I went to Pebble Beach today to visit a friend who is housesitting for a few months. Friends of his recently bought the house, and from the numbers he was bandying about, I wouldn't be surprised if they paid upward of $20 million. I wouldn't be surprised, either, if another few million goes into it before they are happy.
It's a beautiful Spanish-style house, built in 1920 by the Holt brothers, who founded the Caterpillar company. An interesting mix of great hall living room and big kitchen (remodeled not all that long ago—within the past twenty years—but destined to be torn out and replaced with something more modern), and little hallways labyrinthing among little rooms (gun room, wine cellar, water heater room, linen closet, potting room, pantry, maid's room, defunct elevator, etc. etc.). Many bedrooms, and eight bathrooms—soon to be nine, because eight isn't enough. The place is largely empty at the moment: the owners live in Indiana—though they have other houses in the Hamptons, Chicago, and elsewhere—and won't be able to attend to giving this house a lived-in look until they return at the beginning of the year.
It's a lovely house, but my stomach gets a little queasy when I'm confronted with such wealth.
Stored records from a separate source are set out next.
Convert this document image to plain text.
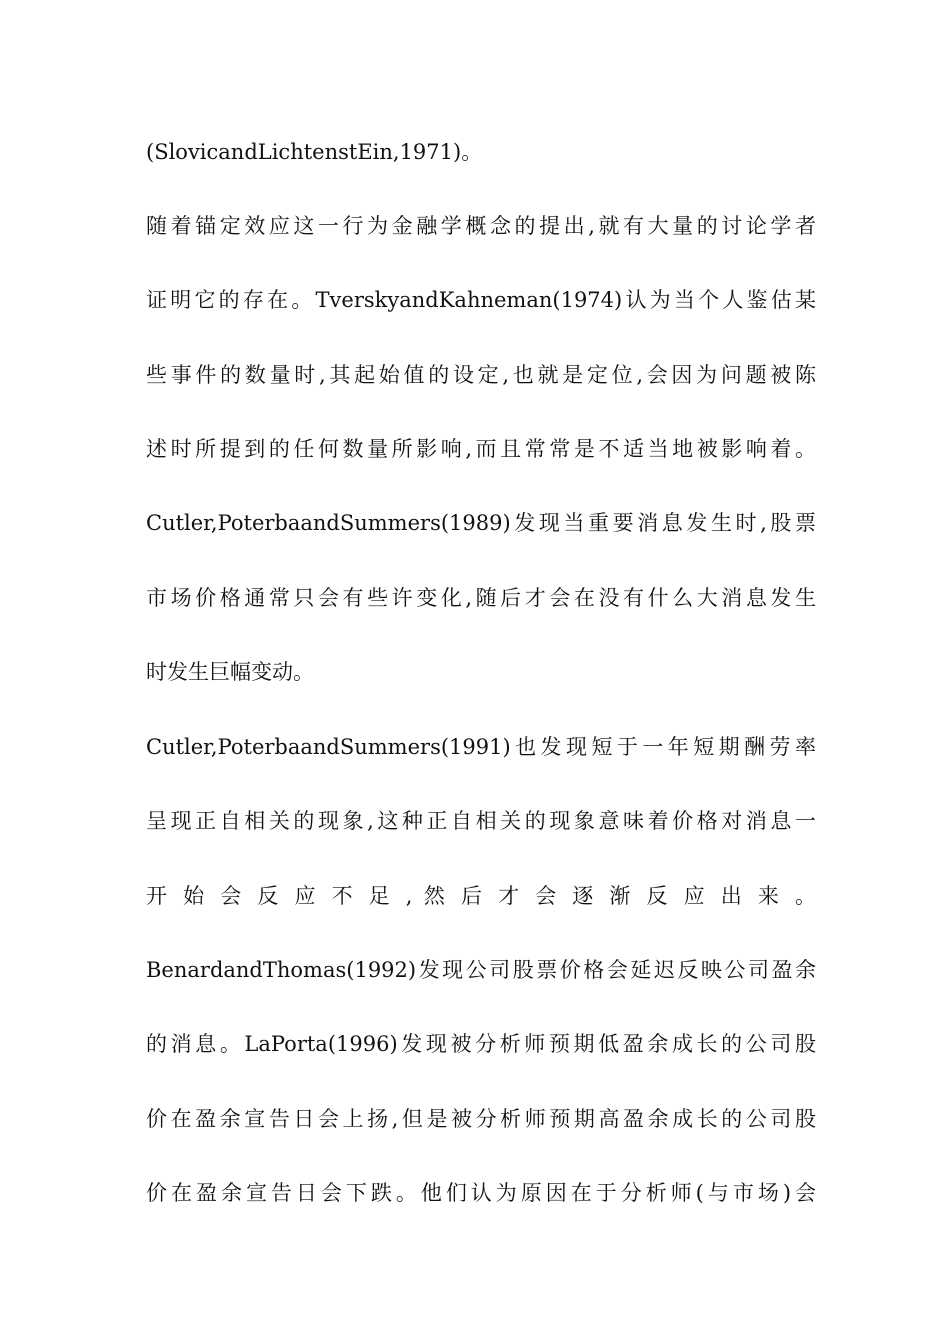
(SlovicandLichtenstEin,1971)。
随着锚定效应这一行为金融学概念的提出,就有大量的讨论学者
证明它的存在。TverskyandKahneman(1974)认为当个人鉴估某
些事件的数量时,其起始值的设定,也就是定位,会因为问题被陈
述时所提到的任何数量所影响,而且常常是不适当地被影响着。
Cutler,PoterbaandSummers(1989)发现当重要消息发生时,股票
市场价格通常只会有些许变化,随后才会在没有什么大消息发生
时发生巨幅变动。
Cutler,PoterbaandSummers(1991)也发现短于一年短期酬劳率
呈现正自相关的现象,这种正自相关的现象意味着价格对消息一
开 始 会 反 应 不 足 , 然 后 才 会 逐 渐 反 应 出 来 。
BenardandThomas(1992)发现公司股票价格会延迟反映公司盈余
的消息。LaPorta(1996)发现被分析师预期低盈余成长的公司股
价在盈余宣告日会上扬,但是被分析师预期高盈余成长的公司股
价在盈余宣告日会下跌。他们认为原因在于分析师(与市场)会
Because yeah, I think a second (or third, fourth, or fifth) house that you use only a couple of weeks out of the year is ridiculous. And that describes so many of the houses (I won't call them homes) in Pebble Beach. It's just another case of people having more money than they know what to do with.
What's the good of a full-on greenhouse if you're not around to tend your plants?
Or what about the $200,000 Bentley in the garage that never gets driven?
Or in the other garage, the newly refurbished games room? Who's got time to play if you're so busy flitting?
I don't believe I'm suffering from sour grapes. Another thing that made me feel queasy was all those rooms needing to be furnished. The mere idea fills me with a feeling of dread, and I don't even have to do it. So much shopping! One or two rooms, sure: that could be fun. But this would be a project that could take years. Even if you happened to live in the house year round.
One thing, though, that I loved: when we were touring the basement area, I noticed a funny contraption in the furnace room. "What's that?" I asked. "It's the pump for the organ," my friend replied. "You didn't notice it? You will when you see it."
He was right. When we got back upstairs, and then moved on to the second floor, sure enough, at the top of the stairs was a beautiful Estey Pump Organ, built in Brattleboro, Vermont, and moved to this house in 1920. It reminded me of The Great Gatsby and the extravagant sorts of entertaining that went on back in those days. Or perhaps one of the Holt brothers just loved to play organ. It even comes with a mechanism for playing rolls (like a player piano, only it's a player organ).
Apparently, it still works. I'd love to hear it. Wouldn't you?